For agencies, security headers are a concrete care plan deliverable. Including them in the monthly health check and noting their status in client reports demonstrates that basic security hygiene is being maintained.

• Is Strict-Transport-Security (HSTS) present?
• Is X-Frame-Options present?
• Is X-Content-Type-Options present?
• Is Referrer-Policy present?
• Has anything changed since the last check (migration, plugin update)?
• For regulated industries: are additional security headers required?

Domain health is often overlooked in website monitoring workflows because it sits outside the normal web hosting context. But an expired domain takes the website, email, and any branded link offline immediately — and the renewal warning typically goes to the domain registrant's email, not the agency or developer managing the site.

Note the domain expiry date in your client records. Most registrars provide 30, 60, and 90-day renewal warnings, but these go to whichever email was used at registration — often the client's personal email or an old address. Having your own record of the renewal date is essential.

Domain health signals to watch include: the registration status (is the domain registered and active), the nameserver configuration (does DNS still resolve to the correct hosting), and the registrar lock status (is the domain protected from unauthorized transfer).

• When does the domain registration expire?
• Is the domain locked against unauthorized transfer?
• Are the nameservers pointing to the correct hosting?
• Is domain renewal managed by the client or the agency?
• Does the client have active control of the domain registrar account?

The final step in a website monitoring workflow for agencies is translating check results into client-facing communication. This does not require a detailed technical report — most clients want to know whether their site is healthy, what was found, and what was done about it.

A useful monthly health check summary includes: check date, overall status (healthy or issues found), SSL expiry date and days remaining, response time snapshot, any security header notes, any domain notes, and a clear statement of what needs attention if anything does.

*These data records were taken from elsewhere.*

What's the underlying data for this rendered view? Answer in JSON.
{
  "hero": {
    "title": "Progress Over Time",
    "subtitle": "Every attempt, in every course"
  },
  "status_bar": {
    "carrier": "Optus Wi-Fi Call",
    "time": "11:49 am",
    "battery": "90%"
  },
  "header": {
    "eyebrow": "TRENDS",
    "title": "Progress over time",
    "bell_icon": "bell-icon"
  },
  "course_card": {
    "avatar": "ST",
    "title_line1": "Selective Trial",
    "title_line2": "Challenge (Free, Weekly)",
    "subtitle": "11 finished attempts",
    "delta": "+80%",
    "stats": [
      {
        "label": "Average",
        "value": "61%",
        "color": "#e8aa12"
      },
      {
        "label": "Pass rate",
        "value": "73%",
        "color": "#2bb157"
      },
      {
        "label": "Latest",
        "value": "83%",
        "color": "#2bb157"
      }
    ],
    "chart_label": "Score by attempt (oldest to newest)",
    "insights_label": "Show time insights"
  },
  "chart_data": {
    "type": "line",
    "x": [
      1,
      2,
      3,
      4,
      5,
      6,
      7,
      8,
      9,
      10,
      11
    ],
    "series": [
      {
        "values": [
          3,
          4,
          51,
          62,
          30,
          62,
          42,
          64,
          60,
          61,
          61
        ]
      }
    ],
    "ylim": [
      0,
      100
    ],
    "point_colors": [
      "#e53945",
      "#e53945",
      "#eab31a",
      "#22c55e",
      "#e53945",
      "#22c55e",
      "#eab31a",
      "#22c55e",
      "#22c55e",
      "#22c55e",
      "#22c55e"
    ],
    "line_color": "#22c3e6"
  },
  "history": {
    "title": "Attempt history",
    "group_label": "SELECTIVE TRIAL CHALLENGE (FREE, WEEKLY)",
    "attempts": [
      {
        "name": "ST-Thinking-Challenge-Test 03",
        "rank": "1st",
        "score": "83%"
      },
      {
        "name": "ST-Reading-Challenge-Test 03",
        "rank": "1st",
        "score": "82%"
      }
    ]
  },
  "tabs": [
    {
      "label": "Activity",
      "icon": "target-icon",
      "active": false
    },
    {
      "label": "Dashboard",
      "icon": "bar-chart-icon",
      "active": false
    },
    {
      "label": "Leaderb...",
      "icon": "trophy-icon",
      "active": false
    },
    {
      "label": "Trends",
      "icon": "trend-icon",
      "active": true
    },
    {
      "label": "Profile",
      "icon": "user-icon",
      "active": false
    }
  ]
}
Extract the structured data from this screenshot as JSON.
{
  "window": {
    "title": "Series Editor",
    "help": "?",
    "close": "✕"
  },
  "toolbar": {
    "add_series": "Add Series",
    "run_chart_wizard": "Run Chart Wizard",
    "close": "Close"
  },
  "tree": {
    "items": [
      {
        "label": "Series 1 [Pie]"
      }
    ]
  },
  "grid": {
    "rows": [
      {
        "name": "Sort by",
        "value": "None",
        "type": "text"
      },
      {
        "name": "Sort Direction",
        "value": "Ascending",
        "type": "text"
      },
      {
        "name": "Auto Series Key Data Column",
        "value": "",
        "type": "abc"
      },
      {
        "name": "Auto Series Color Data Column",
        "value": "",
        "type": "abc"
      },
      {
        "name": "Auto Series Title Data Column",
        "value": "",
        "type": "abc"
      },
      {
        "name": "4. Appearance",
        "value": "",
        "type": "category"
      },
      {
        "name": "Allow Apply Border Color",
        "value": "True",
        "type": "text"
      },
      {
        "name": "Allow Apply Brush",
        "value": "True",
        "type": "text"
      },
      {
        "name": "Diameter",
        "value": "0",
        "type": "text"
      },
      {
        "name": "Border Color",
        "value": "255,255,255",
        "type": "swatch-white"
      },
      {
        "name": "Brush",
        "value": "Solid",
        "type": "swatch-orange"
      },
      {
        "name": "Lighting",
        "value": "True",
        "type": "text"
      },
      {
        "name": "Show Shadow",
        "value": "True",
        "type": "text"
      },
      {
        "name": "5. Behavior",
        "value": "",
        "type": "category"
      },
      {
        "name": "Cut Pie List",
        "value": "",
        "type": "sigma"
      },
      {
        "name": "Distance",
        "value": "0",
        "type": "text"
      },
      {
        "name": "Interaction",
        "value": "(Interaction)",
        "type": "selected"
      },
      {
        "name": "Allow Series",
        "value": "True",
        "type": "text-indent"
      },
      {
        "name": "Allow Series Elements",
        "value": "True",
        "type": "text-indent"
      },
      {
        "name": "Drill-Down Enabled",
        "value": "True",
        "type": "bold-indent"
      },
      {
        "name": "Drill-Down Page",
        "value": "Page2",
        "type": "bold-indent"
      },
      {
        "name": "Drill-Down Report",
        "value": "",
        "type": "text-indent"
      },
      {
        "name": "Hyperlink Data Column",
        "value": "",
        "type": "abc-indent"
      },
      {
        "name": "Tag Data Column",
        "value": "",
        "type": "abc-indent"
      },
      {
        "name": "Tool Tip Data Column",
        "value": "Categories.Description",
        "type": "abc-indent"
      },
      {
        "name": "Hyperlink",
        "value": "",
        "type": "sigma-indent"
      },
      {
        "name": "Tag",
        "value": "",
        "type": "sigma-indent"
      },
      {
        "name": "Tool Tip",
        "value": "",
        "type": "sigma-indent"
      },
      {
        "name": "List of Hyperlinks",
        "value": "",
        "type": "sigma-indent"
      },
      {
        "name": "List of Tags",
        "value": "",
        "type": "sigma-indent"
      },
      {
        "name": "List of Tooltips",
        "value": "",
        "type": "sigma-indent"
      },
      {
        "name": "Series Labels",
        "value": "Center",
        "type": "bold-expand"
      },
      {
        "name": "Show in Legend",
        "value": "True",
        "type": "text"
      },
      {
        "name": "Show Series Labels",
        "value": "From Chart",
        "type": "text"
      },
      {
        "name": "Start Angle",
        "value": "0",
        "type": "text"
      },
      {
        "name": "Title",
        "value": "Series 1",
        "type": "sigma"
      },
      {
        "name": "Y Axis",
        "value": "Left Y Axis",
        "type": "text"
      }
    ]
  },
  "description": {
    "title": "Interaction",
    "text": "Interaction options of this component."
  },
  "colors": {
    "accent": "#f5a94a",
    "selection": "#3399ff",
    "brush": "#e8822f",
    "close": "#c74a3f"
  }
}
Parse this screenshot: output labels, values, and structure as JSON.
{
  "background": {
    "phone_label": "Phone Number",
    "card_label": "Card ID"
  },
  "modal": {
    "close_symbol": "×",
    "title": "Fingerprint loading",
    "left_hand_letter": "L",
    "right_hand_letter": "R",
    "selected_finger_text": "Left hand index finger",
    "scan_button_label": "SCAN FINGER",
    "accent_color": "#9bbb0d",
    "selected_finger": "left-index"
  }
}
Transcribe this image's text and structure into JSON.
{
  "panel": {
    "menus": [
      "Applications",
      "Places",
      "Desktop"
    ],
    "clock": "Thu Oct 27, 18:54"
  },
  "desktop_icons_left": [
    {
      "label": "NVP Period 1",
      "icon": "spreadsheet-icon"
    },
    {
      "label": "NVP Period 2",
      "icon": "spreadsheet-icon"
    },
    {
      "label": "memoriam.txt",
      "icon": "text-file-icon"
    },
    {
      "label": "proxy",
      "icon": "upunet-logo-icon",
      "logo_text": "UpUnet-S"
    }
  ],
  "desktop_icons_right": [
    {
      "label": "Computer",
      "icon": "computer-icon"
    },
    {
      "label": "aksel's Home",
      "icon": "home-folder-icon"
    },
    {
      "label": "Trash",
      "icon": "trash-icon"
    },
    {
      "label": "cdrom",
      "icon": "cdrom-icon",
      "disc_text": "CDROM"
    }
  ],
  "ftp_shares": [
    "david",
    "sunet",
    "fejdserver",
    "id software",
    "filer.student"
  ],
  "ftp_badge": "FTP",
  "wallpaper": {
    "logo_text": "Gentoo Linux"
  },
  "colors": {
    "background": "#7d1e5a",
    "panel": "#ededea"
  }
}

For clients on active care plans, the health check summary is proof that the service is active and delivering value. Sending it consistently each month — even when everything is healthy — reinforces the value of the retainer.

• Has the health check summary been documented for the client file?
• Has the client received a summary of this month's health review?
• Are any findings being followed up on with a timeline?
• Is SSL expiry date noted in the client record?
• Is domain expiry date noted and renewal scheduled?